The Spice.ai engine learns and provides recommendations to your application using a type of AI called deep reinforcement learning. To learn more, see Deep Learning AI.
A fundamental concept in deep reinforcement learning is to reward actions a learning agent takes during a training run. These rewards are numerical values and can be negative or positive.
In Spice.ai, developers define the rewards the AI engine uses in training runs through reward function definitions. Reward functions are Python functions (with more languages supported in the future) and can be authored either inline in the Spicepod manifest YAML or a separate Python .py
file.
To see how to define reward functions using an external file, click here.

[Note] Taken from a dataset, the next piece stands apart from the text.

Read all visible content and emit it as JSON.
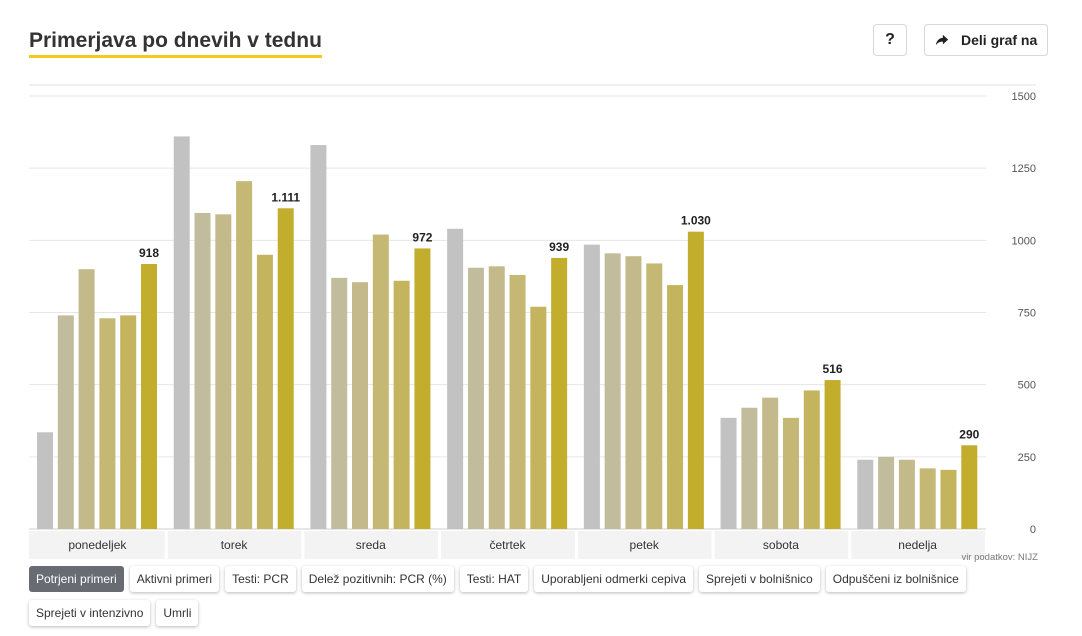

To define the reward functions in the YAML directly, put the Python code fragment in the with
node.
The reward function must assign a value to reward
for it to be valid.
The following variables are available to be used in the reward function:
variable | Type | Description |
---|---|---|
current_state | dict | The observation state when the action was taken |
next_state | dict | The observation state one granularity step after the action was taken |
See the full example manifest here.
training:
rewards:
- reward: close_valve
# Reward keeping moisture content above 25%
with: |
if next_state["sensors_garden_moisture"] > 0.25:
reward = 200
# Penalize low moisture content depending on how far the garden has dried out
else:
reward = -100 * (0.25 - next_state["sensors_garden_moisture"])
# Penalize especially heavily if the drying trend is continuing (next_state is drier than current_state)
if next_state["sensors_garden_moisture"] < current_state["sensors_garden_moisture"]:
reward = reward * 2
- reward: open_valve_half
# Reward watering when needed, more heavily if the garden is more dried out
with: |
if next_state["sensors_garden_moisture"] < 0.25:
reward = 100 * (0.25 - next_state["sensors_garden_moisture"])
# Penalize wasting water
# Penalize overwatering depending on how overwatered the garden is
else:
reward = -50 * (next_state["sensors_garden_moisture"] - 0.25)
- reward: open_valve_full
# Reward watering when needed, more heavily if the garden is more dried out
with: |
if next_state["sensors_garden_moisture"] < 0.25:
reward = 200 * (0.25 - next_state["sensors_garden_moisture")
# Penalize wasting water more heavily with valve fully open
# Penalize overwatering depending on how overwatered the garden is
else:
reward = -100 * (next_state["sensors_garden_moisture"] - 0.25)